Surqué las aguas del lago negro encaramado en un fragmento de la ribera que parecía un tronco de barro. Tenía la sensación de ir más o menos hacia el sur, transportado por la corriente. Podía ver el agua moverse y arremolinarse en torno mío. Se sentía fría al tacto, y curiosamente pesada. La imaginé viva.
No había orillas ni puntos de referencia discernibles, ni puedo evocar las ideas o sentimientos que debieron de asaltarme durante aquel viaje. Tras lo que parecieron horas de ir a la deriva, mi balsa dio un viraje en ángulo recto hacia la izquierda, el este. Siguió deslizándose sobre el agua por una distancia muy corta, e inesperadamente chocó contra algo. El golpe me aventó hacia adelante. Cerré los ojos y sentí un dolor agudo al golpear el suelo con las rodillas y con los brazos extendidos. Después de un momento, alcé la mirada. Yacía sobre el polvo. Era como si mi tronco de barro se hubiese fundido con la tierra. Me senté y volví la cara. ¡El agua retrocedía! Se desplazaba hacia atrás, como una ola en la resaca, hasta desaparecer.

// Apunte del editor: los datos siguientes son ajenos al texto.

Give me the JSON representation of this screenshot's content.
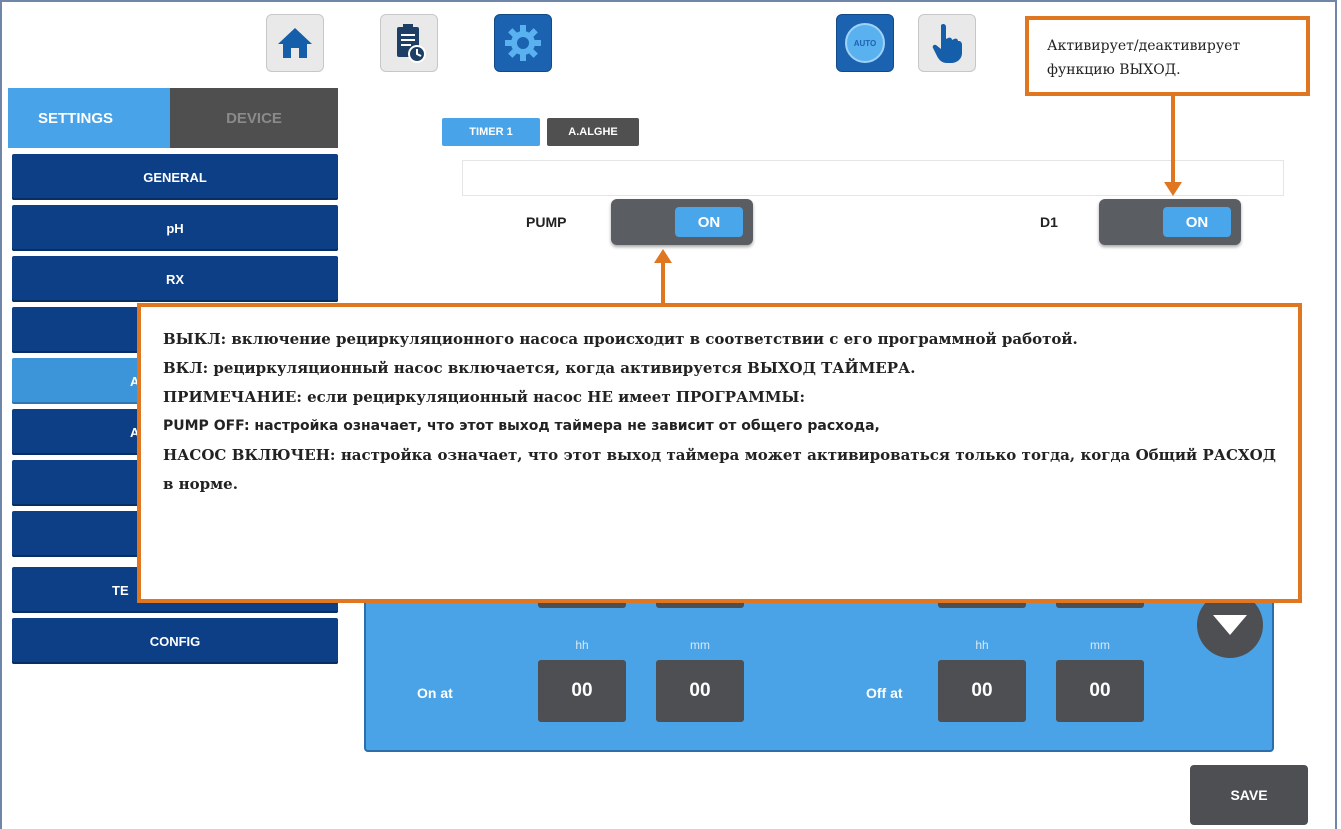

Quedé allí sentado largo tiempo, tratando de organizar mis pensamientos y de integrar en una unidad coherente todo lo ocurrido. Mi cuerpo entero estaba adolorido. Sentía la garganta como llaga viva; me había mordido los labios al "desembarcar". Me incorporé. El viento me dio conciencia de tener frío, Mi ropa estaba mojada. Las manos y quijadas y rodillas me temblaban con tal violencia que hube de acostarme nuevamente. Gotas de sudor resbalaban a mis ojos, quemándolos hasta hacerme gritar de dolor.

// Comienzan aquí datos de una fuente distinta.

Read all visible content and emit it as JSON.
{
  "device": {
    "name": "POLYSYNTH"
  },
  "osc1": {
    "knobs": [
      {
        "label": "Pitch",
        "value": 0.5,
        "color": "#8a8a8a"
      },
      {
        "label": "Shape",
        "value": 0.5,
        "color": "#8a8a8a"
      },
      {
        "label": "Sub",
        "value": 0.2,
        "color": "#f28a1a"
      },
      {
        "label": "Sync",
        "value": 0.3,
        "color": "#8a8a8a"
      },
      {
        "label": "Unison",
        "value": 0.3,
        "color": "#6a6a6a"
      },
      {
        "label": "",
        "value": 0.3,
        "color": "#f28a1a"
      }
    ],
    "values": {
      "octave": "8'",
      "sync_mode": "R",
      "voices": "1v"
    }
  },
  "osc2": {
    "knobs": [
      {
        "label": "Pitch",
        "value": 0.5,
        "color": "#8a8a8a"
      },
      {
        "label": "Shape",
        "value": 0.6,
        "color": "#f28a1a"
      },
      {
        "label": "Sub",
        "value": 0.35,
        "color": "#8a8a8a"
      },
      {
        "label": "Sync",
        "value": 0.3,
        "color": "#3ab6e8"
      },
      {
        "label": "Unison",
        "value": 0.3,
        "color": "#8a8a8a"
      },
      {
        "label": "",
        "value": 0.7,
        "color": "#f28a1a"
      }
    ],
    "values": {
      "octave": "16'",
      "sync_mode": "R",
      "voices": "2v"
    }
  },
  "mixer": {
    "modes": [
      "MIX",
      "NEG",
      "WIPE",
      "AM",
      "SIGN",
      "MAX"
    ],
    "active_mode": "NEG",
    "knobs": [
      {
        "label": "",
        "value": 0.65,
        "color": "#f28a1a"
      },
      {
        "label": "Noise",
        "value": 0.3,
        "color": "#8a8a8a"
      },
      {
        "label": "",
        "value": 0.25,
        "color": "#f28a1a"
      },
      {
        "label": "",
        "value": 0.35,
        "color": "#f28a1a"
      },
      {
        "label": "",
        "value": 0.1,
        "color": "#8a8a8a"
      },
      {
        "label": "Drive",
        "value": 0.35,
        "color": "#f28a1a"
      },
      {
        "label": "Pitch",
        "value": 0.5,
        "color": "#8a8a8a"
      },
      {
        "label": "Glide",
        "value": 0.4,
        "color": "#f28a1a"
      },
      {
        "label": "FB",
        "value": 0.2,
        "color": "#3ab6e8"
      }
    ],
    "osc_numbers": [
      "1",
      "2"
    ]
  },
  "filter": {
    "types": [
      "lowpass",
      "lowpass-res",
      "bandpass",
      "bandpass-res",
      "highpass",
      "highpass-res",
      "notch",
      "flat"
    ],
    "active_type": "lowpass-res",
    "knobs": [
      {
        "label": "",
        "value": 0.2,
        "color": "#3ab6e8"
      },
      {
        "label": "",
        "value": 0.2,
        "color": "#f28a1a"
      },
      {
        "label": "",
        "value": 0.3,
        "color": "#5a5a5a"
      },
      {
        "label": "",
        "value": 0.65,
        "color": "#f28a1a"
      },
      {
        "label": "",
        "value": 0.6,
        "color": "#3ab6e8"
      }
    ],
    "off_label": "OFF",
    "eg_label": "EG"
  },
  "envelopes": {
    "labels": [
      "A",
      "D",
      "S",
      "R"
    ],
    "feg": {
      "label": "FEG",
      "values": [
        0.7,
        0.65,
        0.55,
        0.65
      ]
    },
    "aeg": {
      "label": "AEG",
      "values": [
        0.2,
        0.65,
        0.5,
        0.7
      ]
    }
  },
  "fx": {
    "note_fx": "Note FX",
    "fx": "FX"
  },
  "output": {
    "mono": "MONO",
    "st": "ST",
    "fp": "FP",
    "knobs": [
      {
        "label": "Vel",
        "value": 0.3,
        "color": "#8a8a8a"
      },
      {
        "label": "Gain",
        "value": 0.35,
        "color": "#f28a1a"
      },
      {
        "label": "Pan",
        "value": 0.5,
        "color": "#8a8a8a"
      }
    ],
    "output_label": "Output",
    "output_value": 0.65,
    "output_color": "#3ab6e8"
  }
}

Tras un rato recobré en cierta medida la estabilidad y me levanté. En el crepúsculo oscuro, la escena era muy clara. Di unos pasos. Me llegó distintamente el sonido de muchas voces humanas. Parecían estar hablando alto. Seguí el sonido; caminé menos de cincuenta metros y me detuve de pronto. Había llegado al final del camino. El sitio donde me hallaba era un corral formado por grandes peñascos. Podía yo distinguir otra fila, y otra, y otra, hasta que se fundían con la montaña empinada. De entre ellos surgía la música más exquisita. Era un fluir sonoro ágil, constante, extraño.
Al pie de un peñasco vi a un hombre sentado en el suelo, con el rostro vuelto casi de perfil. Me acerqué hasta hallarme quizá a tres metros de él; entonces volvió la cabeza y me miró. Me detuve: ¡sus ojos eran el agua que yo acababa de ver! Tenían el mismo volumen enorme, el cintilar de oro y negro. La cabeza del hombre era puntiaguda como una fresa; su piel era verde, salpicada de innumerables verrugas. A excepción de la forma en punta, su cabeza era exactamente como la superficie de la planta del peyote. Me quedé inmóvil, mirándolo; no podía apartar los ojos de él.

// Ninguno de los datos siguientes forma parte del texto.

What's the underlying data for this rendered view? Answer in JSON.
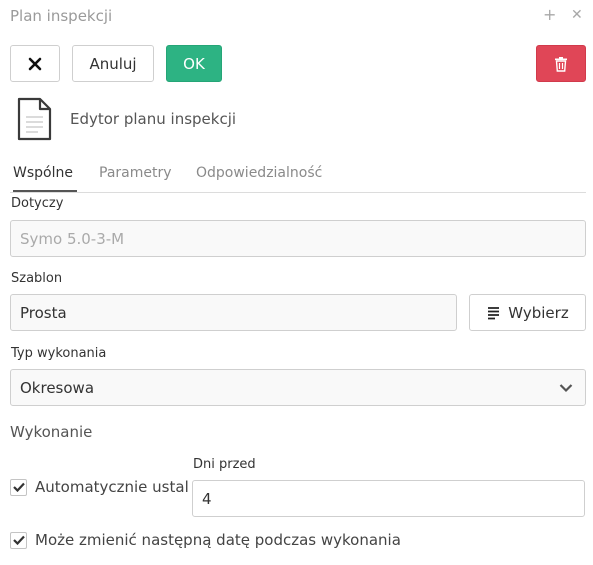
{
  "window": {
    "title": "Plan inspekcji"
  },
  "toolbar": {
    "cancel_label": "Anuluj",
    "ok_label": "OK"
  },
  "editor": {
    "title": "Edytor planu inspekcji"
  },
  "tabs": [
    {
      "label": "Wspólne",
      "active": true
    },
    {
      "label": "Parametry",
      "active": false
    },
    {
      "label": "Odpowiedzialność",
      "active": false
    }
  ],
  "form": {
    "concerns": {
      "label": "Dotyczy",
      "value": "Symo 5.0-3-M"
    },
    "template": {
      "label": "Szablon",
      "value": "Prosta",
      "select_button": "Wybierz"
    },
    "execution_type": {
      "label": "Typ wykonania",
      "value": "Okresowa"
    },
    "execution_section": "Wykonanie",
    "auto_set": {
      "label": "Automatycznie ustal",
      "checked": true
    },
    "days_before": {
      "label": "Dni przed",
      "value": "4"
    },
    "can_change_date": {
      "label": "Może zmienić następną datę podczas wykonania",
      "checked": true
    }
  },
  "colors": {
    "ok": "#2db383",
    "delete": "#e04657",
    "tab_underline": "#555555"
  },
  "icons": [
    "plus-icon",
    "close-icon",
    "x-icon",
    "trash-icon",
    "document-icon",
    "list-icon",
    "chevron-down-icon",
    "checkmark-icon"
  ]
}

Sentí que me estaba presionando deliberadamente el pecho con el peso de sus ojos. Me ahogaba. Perdí el equilibrio y me desplomé. Sus ojos se desviaron. Oí que me hablaba. Al principio su voz fue como el manso crujir de una brisa ligera. Luego la percibí como música -como una melodía cantada- y "supe" que estaba diciendo:
– ¿Qué quieres?
Me arrodillé frente a él y hablé de mi vida. Luego lloré. Me miró de nuevo. Sentí que sus ojos tiraban de mi y pensé que ese sería el momento de mi muerte. Me hizo seña de acercarme. Vacilé un segundo antes de dar un paso. Mientras me acercaba, él apartó de mí los ojos y me enseñó el dorso de su mano. La melodía dijo: "¡Mira!" En medio de la mano había un agujero redondo. "¡Mira!", dijo otra vez la melodía. Me asomé al agujero y me vi a mí mismo. Estaba muy viejo y débil y corría encorvado; chispas brillantes volaban en todo mi derredor. Luego tres de las chispas me golpearon, dos en la cabeza y una en el hombro izquierdo. Mi figura, en el agujero, se irguió por un momento hasta hallarse totalmente vertical, y luego desapareció junto con el hoyo.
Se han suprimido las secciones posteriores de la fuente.